Guggenheim Museum Bilbao. Bilbao, Spain. The Guggenheim Museum Bilbao was designed by Pritzker Prize winner, Frank Gehry, who is an American architect and designer. Guggenheim Museum Bilbao was built between October 1993 and October 1997, and was inaugurated on 18 October 1997 by King Juan Carlos I of Spain. Guggenheim Museum Bilbao has become very popular, drawing 20 million visitors to the city. The museum opened as part of a revitalization effort for the city of Bilbao- referred to as the Bilbao Effect. The Bilbao Effect, as described in the previous post, is a phenomenon whereby cultural investment plus showy architecture is supposed to equal economic uplift for cities in an economic decline. This is what Bilbao experienced due to the creation of Guggenheim Museum Bilbao. Upwards of 100,000 people visited the museum per month; hotels, restaurants, and public spaces were modernized; and the city of Bilbao generated $100 million in taxes during the museum’s first 3 years of operation. Today, about a million people visit Guggenheim Museum Bilbao a year. When asked about the design of the museum, Gehry claimed that the design was the culmination of a personal design language he developed in reaction to the prevalence of post-modernism architecture at the time. Though his earlier work, sometimes categorized as Deconstructivism, featured everyday building materials like chain link, corrugated metal, and plywood, by the late 1980s Gehry refined his vision. He started using more costly surfaces to produce sensuous designs. Throughout the museum, titanium, limestone, and glass were used to give this same sensuous effect.

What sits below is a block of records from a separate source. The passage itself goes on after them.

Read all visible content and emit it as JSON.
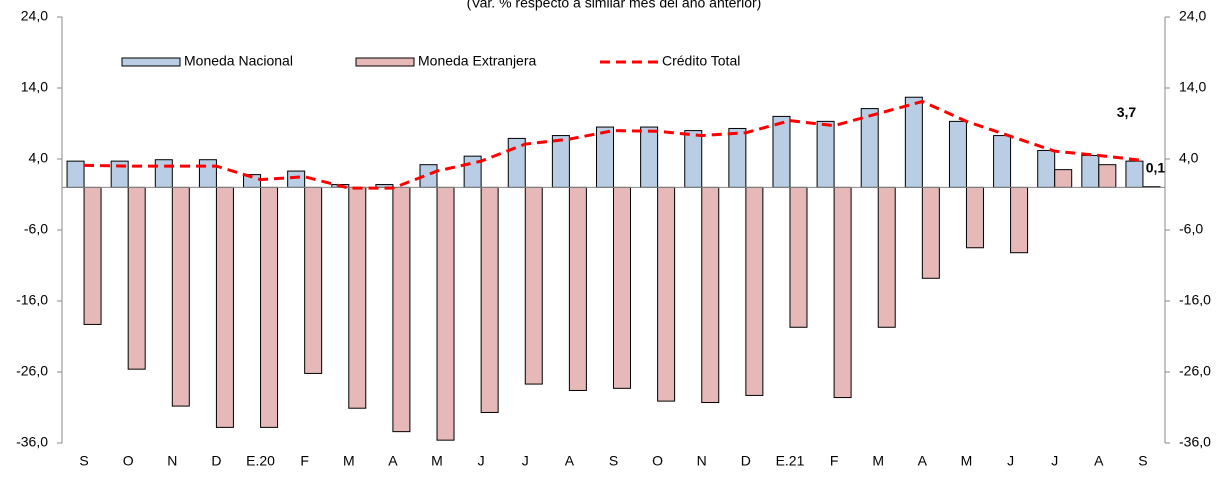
{
  "chart_data": {
    "type": "bar",
    "subtitle": "(Var. % respecto a similar mes del año anterior)",
    "categories": [
      "S",
      "O",
      "N",
      "D",
      "E.20",
      "F",
      "M",
      "A",
      "M",
      "J",
      "J",
      "A",
      "S",
      "O",
      "N",
      "D",
      "E.21",
      "F",
      "M",
      "A",
      "M",
      "J",
      "J",
      "A",
      "S"
    ],
    "series": [
      {
        "name": "Moneda Nacional",
        "type": "bar",
        "color": "#b9cde5",
        "values": [
          3.7,
          3.7,
          3.9,
          3.9,
          1.8,
          2.3,
          0.4,
          0.4,
          3.2,
          4.4,
          6.9,
          7.3,
          8.5,
          8.5,
          8.0,
          8.3,
          10.0,
          9.3,
          11.1,
          12.7,
          9.3,
          7.3,
          5.2,
          4.5,
          3.7
        ],
        "value_labels": [
          null,
          null,
          null,
          null,
          null,
          null,
          null,
          null,
          null,
          null,
          null,
          null,
          null,
          null,
          null,
          null,
          null,
          null,
          null,
          null,
          null,
          null,
          null,
          null,
          "3,7"
        ]
      },
      {
        "name": "Moneda Extranjera",
        "type": "bar",
        "color": "#e6b9b8",
        "values": [
          -19.3,
          -25.6,
          -30.8,
          -33.8,
          -33.8,
          -26.2,
          -31.1,
          -34.4,
          -35.6,
          -31.7,
          -27.7,
          -28.6,
          -28.3,
          -30.1,
          -30.3,
          -29.3,
          -19.7,
          -29.6,
          -19.7,
          -12.8,
          -8.5,
          -9.2,
          2.5,
          3.2,
          0.1
        ],
        "value_labels": [
          null,
          null,
          null,
          null,
          null,
          null,
          null,
          null,
          null,
          null,
          null,
          null,
          null,
          null,
          null,
          null,
          null,
          null,
          null,
          null,
          null,
          null,
          null,
          null,
          "0,1"
        ]
      },
      {
        "name": "Crédito Total",
        "type": "line",
        "color": "#ff0000",
        "values": [
          3.1,
          3.0,
          3.0,
          3.0,
          1.1,
          1.5,
          -0.1,
          -0.1,
          2.3,
          3.7,
          6.1,
          6.8,
          8.0,
          7.9,
          7.3,
          7.7,
          9.4,
          8.7,
          10.4,
          12.1,
          9.3,
          7.2,
          5.1,
          4.5,
          3.8
        ]
      }
    ],
    "ylim": [
      -36,
      24
    ],
    "yticks": [
      {
        "value": -36,
        "label": "-36,0"
      },
      {
        "value": -26,
        "label": "-26,0"
      },
      {
        "value": -16,
        "label": "-16,0"
      },
      {
        "value": -6,
        "label": "-6,0"
      },
      {
        "value": 4,
        "label": "4,0"
      },
      {
        "value": 14,
        "label": "14,0"
      },
      {
        "value": 24,
        "label": "24,0"
      }
    ],
    "y2lim": [
      -36,
      24
    ],
    "y2ticks": [
      {
        "value": -36,
        "label": "-36,0"
      },
      {
        "value": -26,
        "label": "-26,0"
      },
      {
        "value": -16,
        "label": "-16,0"
      },
      {
        "value": -6,
        "label": "-6,0"
      },
      {
        "value": 4,
        "label": "4,0"
      },
      {
        "value": 14,
        "label": "14,0"
      },
      {
        "value": 24,
        "label": "24,0"
      }
    ],
    "legend": "top",
    "grid": false
  }
}
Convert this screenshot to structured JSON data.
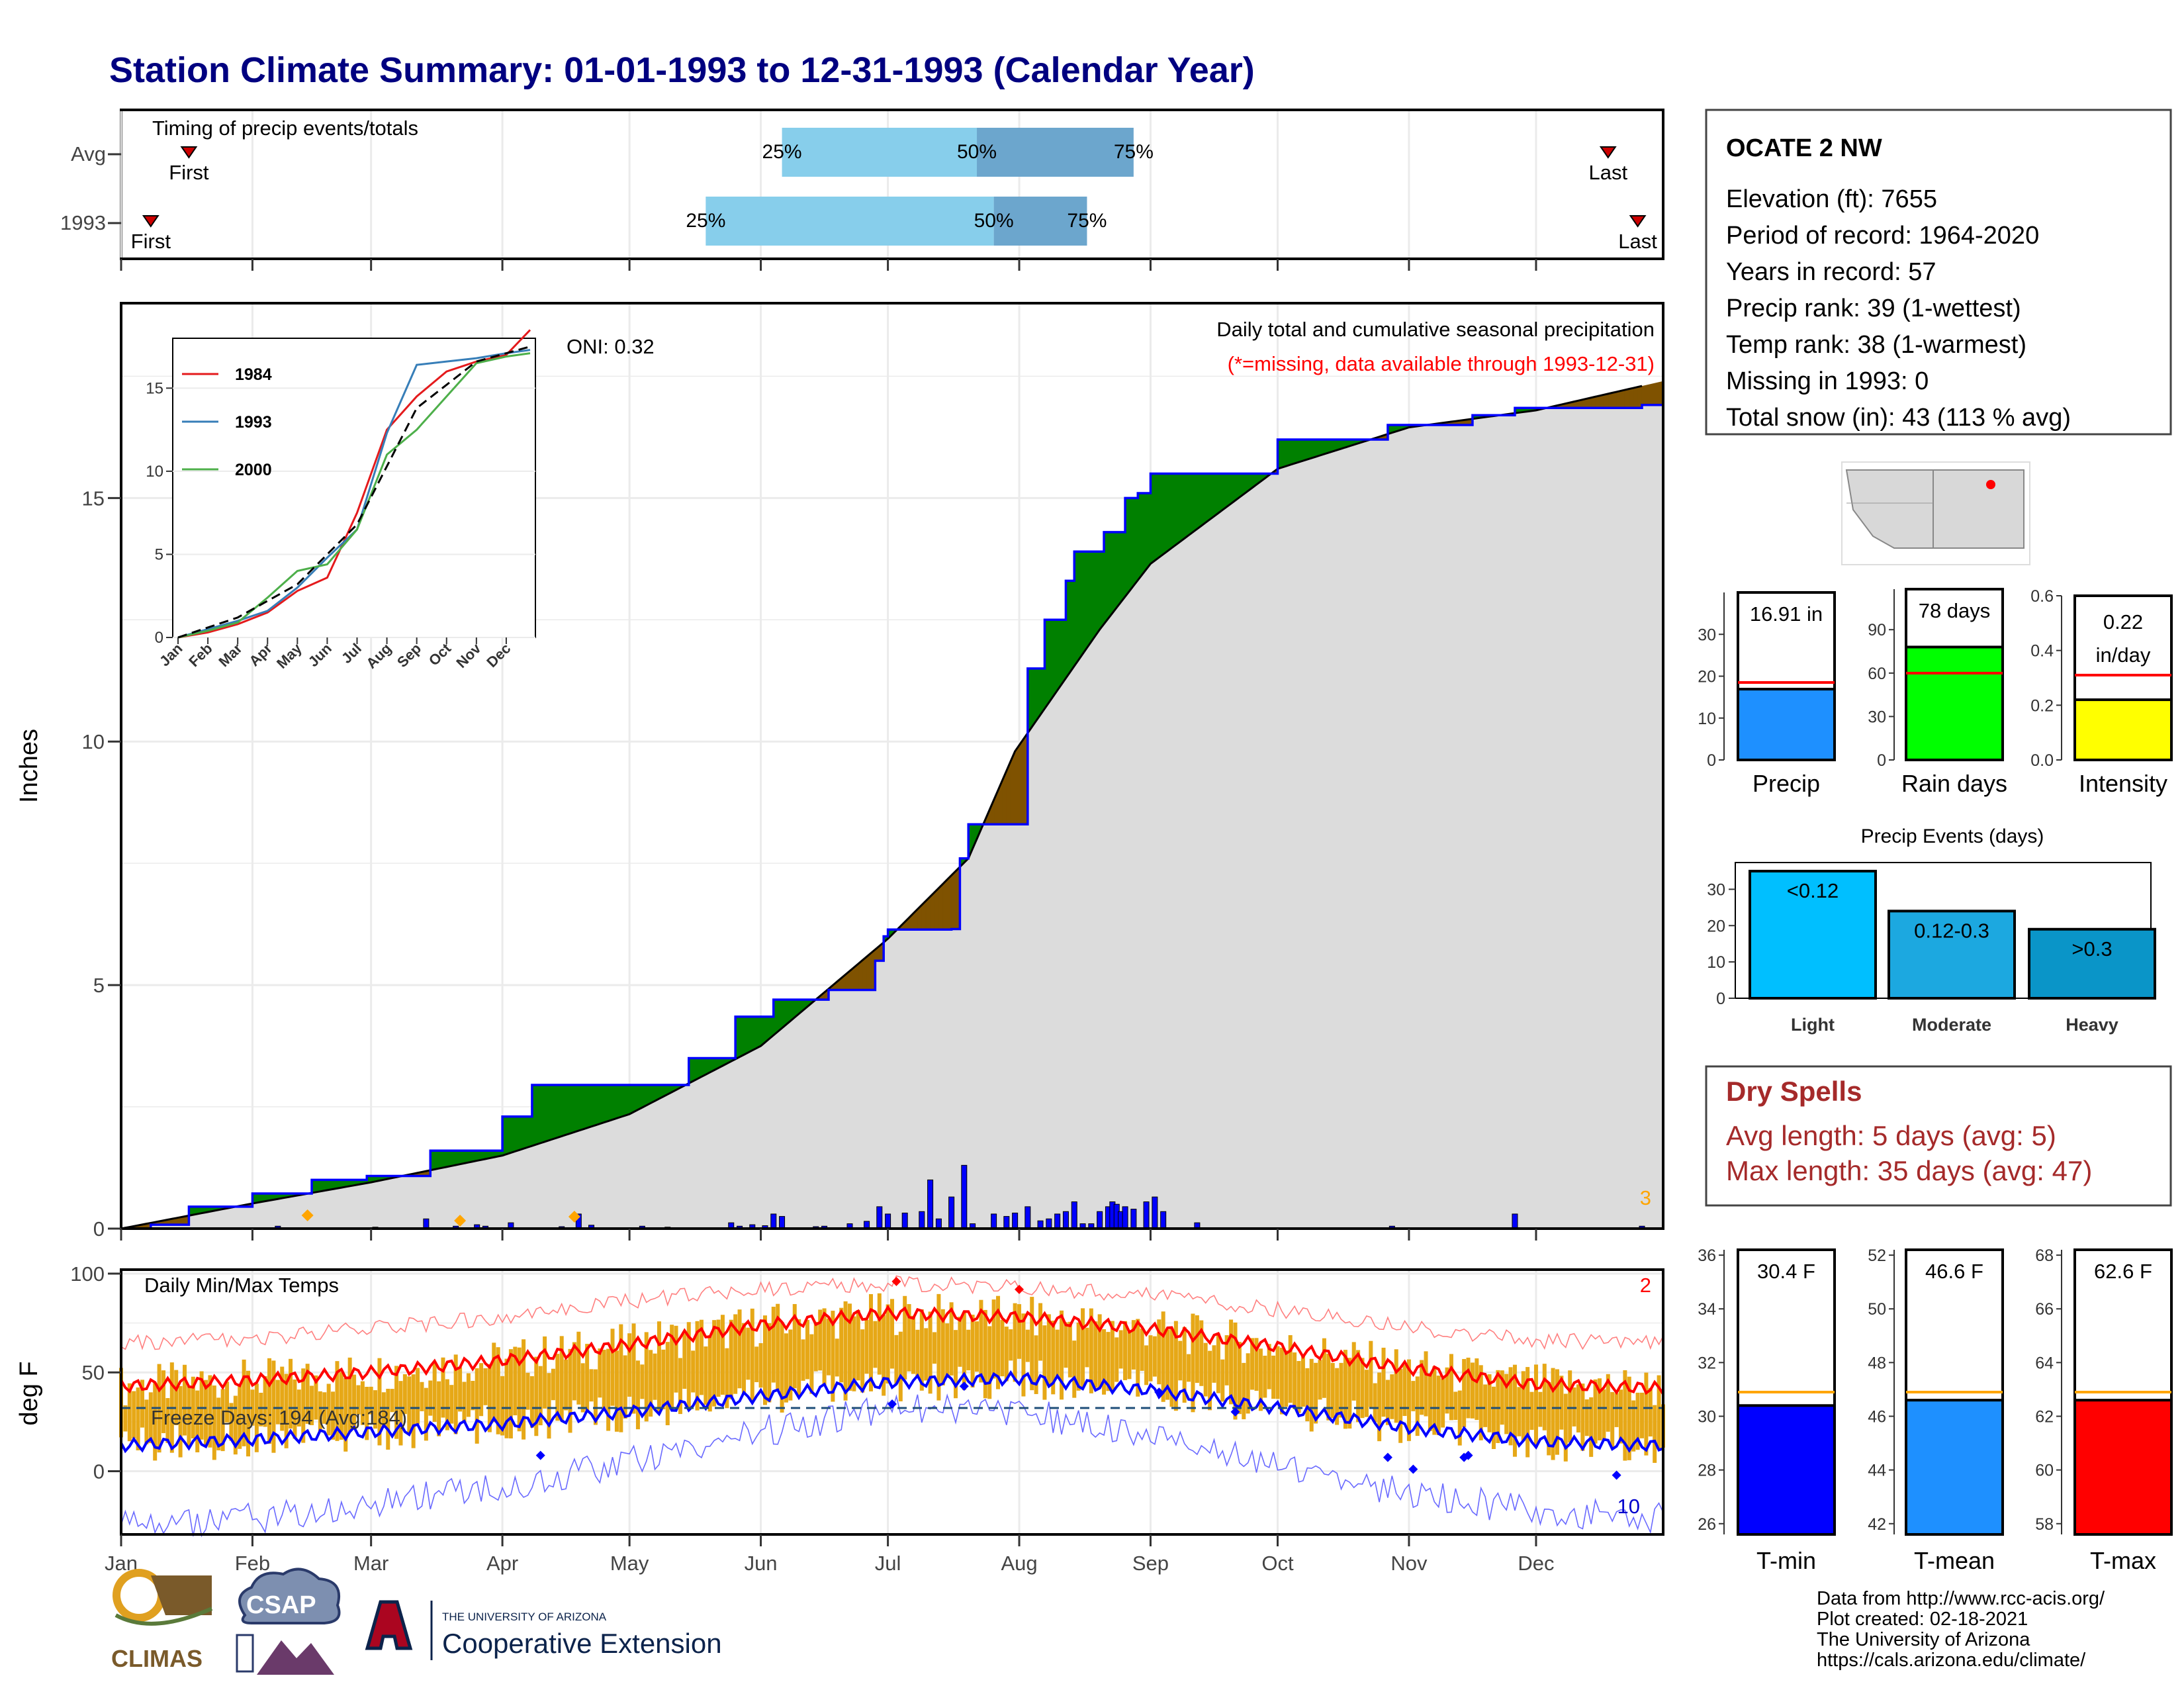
{
  "title": "Station Climate Summary: 01-01-1993 to 12-31-1993 (Calendar Year)",
  "months": [
    "Jan",
    "Feb",
    "Mar",
    "Apr",
    "May",
    "Jun",
    "Jul",
    "Aug",
    "Sep",
    "Oct",
    "Nov",
    "Dec"
  ],
  "timing": {
    "label": "Timing of precip events/totals",
    "rows": [
      {
        "name": "Avg",
        "first_doy": 17,
        "last_doy": 352,
        "q25_doy": 157,
        "q50_doy": 203,
        "q75_doy": 240
      },
      {
        "name": "1993",
        "first_doy": 8,
        "last_doy": 359,
        "q25_doy": 139,
        "q50_doy": 207,
        "q75_doy": 229
      }
    ],
    "first_label": "First",
    "last_label": "Last",
    "q25_label": "25%",
    "q50_label": "50%",
    "q75_label": "75%"
  },
  "precip_panel": {
    "subtitle": "Daily total and cumulative seasonal precipitation",
    "note": "(*=missing, data available through 1993-12-31)",
    "oni": "ONI: 0.32",
    "ylabel": "Inches",
    "corner_count": "3"
  },
  "inset": {
    "legend": [
      "1984",
      "1993",
      "2000"
    ],
    "colors": [
      "#e41a1c",
      "#377eb8",
      "#4daf4a"
    ]
  },
  "temp_panel": {
    "label": "Daily Min/Max Temps",
    "freeze": "Freeze Days: 194 (Avg:184)",
    "ylabel": "deg F",
    "count_hot": "2",
    "count_cold": "10"
  },
  "station": {
    "name": "OCATE 2 NW",
    "lines": [
      "Elevation (ft): 7655",
      "Period of record: 1964-2020",
      "Years in record: 57",
      "Precip rank: 39 (1-wettest)",
      "Temp rank: 38 (1-warmest)",
      "Missing in 1993: 0",
      "Total snow (in): 43 (113 % avg)"
    ]
  },
  "dry_spells": {
    "title": "Dry Spells",
    "avg": "Avg length: 5 days (avg: 5)",
    "max": "Max length: 35 days (avg: 47)"
  },
  "precip_events_title": "Precip Events (days)",
  "footer": {
    "lines": [
      "Data from http://www.rcc-acis.org/",
      "Plot created: 02-18-2021",
      "The University of Arizona",
      "https://cals.arizona.edu/climate/"
    ],
    "logo_climas": "CLIMAS",
    "logo_csap": "CSAP",
    "logo_ua_small": "THE UNIVERSITY OF ARIZONA",
    "logo_ua_big": "Cooperative Extension"
  },
  "chart_data": [
    {
      "id": "cumulative",
      "type": "area",
      "title": "Daily total and cumulative seasonal precipitation",
      "ylabel": "Inches",
      "ylim": [
        0,
        19
      ],
      "x_unit": "day of year 1993",
      "series": [
        {
          "name": "1993",
          "x": [
            1,
            8,
            17,
            31,
            32,
            46,
            59,
            74,
            90,
            91,
            98,
            120,
            135,
            146,
            155,
            168,
            179,
            181,
            182,
            197,
            199,
            201,
            211,
            215,
            219,
            224,
            226,
            233,
            238,
            241,
            244,
            274,
            288,
            300,
            305,
            320,
            330,
            360
          ],
          "y": [
            0,
            0.08,
            0.45,
            0.45,
            0.72,
            1.0,
            1.08,
            1.6,
            1.6,
            2.3,
            2.95,
            2.95,
            3.5,
            4.35,
            4.7,
            4.9,
            5.5,
            6.0,
            6.14,
            6.15,
            7.6,
            8.3,
            8.3,
            11.5,
            12.5,
            13.3,
            13.9,
            14.3,
            15.0,
            15.1,
            15.5,
            16.2,
            16.2,
            16.5,
            16.5,
            16.7,
            16.85,
            16.91
          ]
        },
        {
          "name": "Avg",
          "x": [
            1,
            31,
            60,
            91,
            121,
            152,
            182,
            201,
            212,
            232,
            244,
            274,
            305,
            335,
            365
          ],
          "y": [
            0,
            0.5,
            0.95,
            1.5,
            2.35,
            3.75,
            5.95,
            7.6,
            9.8,
            12.3,
            13.65,
            15.6,
            16.45,
            16.8,
            17.4
          ]
        }
      ],
      "daily_precip": {
        "x": [
          38,
          61,
          73,
          80,
          85,
          87,
          93,
          105,
          109,
          112,
          124,
          130,
          145,
          147,
          150,
          153,
          155,
          157,
          165,
          167,
          173,
          177,
          180,
          182,
          186,
          190,
          192,
          194,
          197,
          200,
          202,
          207,
          210,
          212,
          215,
          218,
          220,
          222,
          224,
          226,
          228,
          230,
          232,
          234,
          235,
          236,
          237,
          238,
          240,
          243,
          245,
          247,
          255,
          301,
          330,
          360
        ],
        "y": [
          0.05,
          0.03,
          0.2,
          0.05,
          0.08,
          0.05,
          0.12,
          0.04,
          0.3,
          0.07,
          0.05,
          0.03,
          0.12,
          0.05,
          0.08,
          0.06,
          0.3,
          0.25,
          0.04,
          0.05,
          0.1,
          0.15,
          0.45,
          0.3,
          0.32,
          0.35,
          1.0,
          0.2,
          0.65,
          1.3,
          0.1,
          0.3,
          0.25,
          0.32,
          0.45,
          0.16,
          0.2,
          0.3,
          0.35,
          0.55,
          0.1,
          0.1,
          0.35,
          0.45,
          0.55,
          0.5,
          0.35,
          0.45,
          0.4,
          0.55,
          0.65,
          0.35,
          0.12,
          0.05,
          0.3,
          0.05
        ]
      }
    },
    {
      "id": "inset",
      "type": "line",
      "ylim": [
        0,
        18
      ],
      "x_categories": [
        "Jan",
        "Feb",
        "Mar",
        "Apr",
        "May",
        "Jun",
        "Jul",
        "Aug",
        "Sep",
        "Oct",
        "Nov",
        "Dec"
      ],
      "series": [
        {
          "name": "1984",
          "x": [
            0,
            1,
            2,
            3,
            4,
            5,
            6,
            7,
            8,
            9,
            10,
            11,
            11.8
          ],
          "y": [
            0,
            0.3,
            0.8,
            1.5,
            2.8,
            3.6,
            7.5,
            12.5,
            14.5,
            16.0,
            16.6,
            17.0,
            18.5
          ]
        },
        {
          "name": "1993",
          "x": [
            0,
            1,
            2,
            3,
            4,
            5,
            6,
            7,
            8,
            9,
            10,
            11,
            11.8
          ],
          "y": [
            0,
            0.5,
            1.0,
            1.6,
            3.0,
            4.8,
            6.5,
            12.3,
            16.4,
            16.6,
            16.8,
            17.1,
            17.3
          ]
        },
        {
          "name": "2000",
          "x": [
            0,
            1,
            2,
            3,
            4,
            5,
            6,
            7,
            8,
            9,
            10,
            11,
            11.8
          ],
          "y": [
            0,
            0.4,
            0.9,
            2.4,
            4.0,
            4.4,
            6.5,
            11.0,
            12.5,
            14.5,
            16.5,
            16.9,
            17.1
          ]
        },
        {
          "name": "Avg",
          "x": [
            0,
            2,
            4,
            6,
            8,
            10,
            11.8
          ],
          "y": [
            0,
            1.2,
            3.2,
            6.8,
            13.8,
            16.6,
            17.5
          ]
        }
      ]
    },
    {
      "id": "temps",
      "type": "line",
      "title": "Daily Min/Max Temps",
      "ylabel": "deg F",
      "ylim": [
        -32,
        102
      ],
      "x_unit": "day of year 1993",
      "series": [
        {
          "name": "Avg max",
          "x": [
            1,
            32,
            60,
            91,
            121,
            152,
            182,
            213,
            244,
            274,
            305,
            335,
            365
          ],
          "y": [
            43,
            46,
            50,
            56,
            64,
            74,
            80,
            78,
            72,
            63,
            52,
            44,
            42
          ]
        },
        {
          "name": "Avg min",
          "x": [
            1,
            32,
            60,
            91,
            121,
            152,
            182,
            213,
            244,
            274,
            305,
            335,
            365
          ],
          "y": [
            13,
            16,
            20,
            24,
            30,
            38,
            45,
            47,
            41,
            32,
            22,
            15,
            13
          ]
        },
        {
          "name": "Record max",
          "x": [
            1,
            32,
            60,
            91,
            121,
            152,
            182,
            213,
            244,
            274,
            305,
            335,
            365
          ],
          "y": [
            65,
            67,
            72,
            78,
            86,
            92,
            95,
            93,
            89,
            82,
            73,
            66,
            65
          ]
        },
        {
          "name": "Record min",
          "x": [
            1,
            32,
            60,
            91,
            121,
            152,
            182,
            213,
            244,
            274,
            305,
            335,
            365
          ],
          "y": [
            -28,
            -24,
            -16,
            -8,
            5,
            20,
            32,
            30,
            18,
            2,
            -12,
            -20,
            -24
          ]
        },
        {
          "name": "Freeze",
          "x": [
            1,
            365
          ],
          "y": [
            32,
            32
          ]
        }
      ]
    },
    {
      "id": "precip_total",
      "type": "bar",
      "categories": [
        "Precip"
      ],
      "values": [
        16.91
      ],
      "avg": 18.5,
      "ylim": [
        0,
        40
      ],
      "label": "16.91 in",
      "ticks": [
        0,
        10,
        20,
        30
      ]
    },
    {
      "id": "rain_days",
      "type": "bar",
      "categories": [
        "Rain days"
      ],
      "values": [
        78
      ],
      "avg": 60,
      "ylim": [
        0,
        118
      ],
      "label": "78 days",
      "ticks": [
        0,
        30,
        60,
        90
      ]
    },
    {
      "id": "intensity",
      "type": "bar",
      "categories": [
        "Intensity"
      ],
      "values": [
        0.22
      ],
      "avg": 0.31,
      "ylim": [
        0,
        0.6
      ],
      "label": "0.22 in/day",
      "label_top": "0.22",
      "label_bottom": "in/day",
      "ticks": [
        "0.0",
        "0.2",
        "0.4",
        "0.6"
      ]
    },
    {
      "id": "precip_events",
      "type": "bar",
      "title": "Precip Events (days)",
      "categories": [
        "Light",
        "Moderate",
        "Heavy"
      ],
      "bar_labels": [
        "<0.12",
        "0.12-0.3",
        ">0.3"
      ],
      "values": [
        35,
        24,
        19
      ],
      "ylim": [
        0,
        37
      ],
      "ticks": [
        0,
        10,
        20,
        30
      ],
      "colors": [
        "#00bfff",
        "#1ca8e0",
        "#0a95c8"
      ]
    },
    {
      "id": "tmin",
      "type": "bar",
      "categories": [
        "T-min"
      ],
      "values": [
        30.4
      ],
      "avg": 30.9,
      "ylim": [
        25.6,
        36.2
      ],
      "label": "30.4 F",
      "ticks": [
        26,
        28,
        30,
        32,
        34,
        36
      ],
      "color": "#0000ff"
    },
    {
      "id": "tmean",
      "type": "bar",
      "categories": [
        "T-mean"
      ],
      "values": [
        46.6
      ],
      "avg": 46.9,
      "ylim": [
        41.6,
        52.2
      ],
      "label": "46.6 F",
      "ticks": [
        42,
        44,
        46,
        48,
        50,
        52
      ],
      "color": "#1e90ff"
    },
    {
      "id": "tmax",
      "type": "bar",
      "categories": [
        "T-max"
      ],
      "values": [
        62.6
      ],
      "avg": 62.9,
      "ylim": [
        57.6,
        68.2
      ],
      "label": "62.6 F",
      "ticks": [
        58,
        60,
        62,
        64,
        66,
        68
      ],
      "color": "#ff0000"
    }
  ]
}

When Guggenheim Museum Bilbao debuted it was the largest of the Guggenheim Museums. It has 120,000 square feet of exhibition space and 260,000 square feet in total. In 2005, Vanity Fair surveyed 52 experts to determine the definitive construction project of the latter half of the 20th century. The results had 28 members of the survey (including 11 Pritzker Prize winners and the deans of 8 architectural schools) casting their votes in Gehry’s favor, pointing to the Guggenheim Museum Bilbao as the most influential. He also received votes for the Walt Disney Concert Hall in Los Angeles, the Millennium Park in Chicago, and his private residence in Santa Monica. All this goes to show the major influence Guggenheim Museum Bilbao had on the city of Bilbao, but also the world as a whole.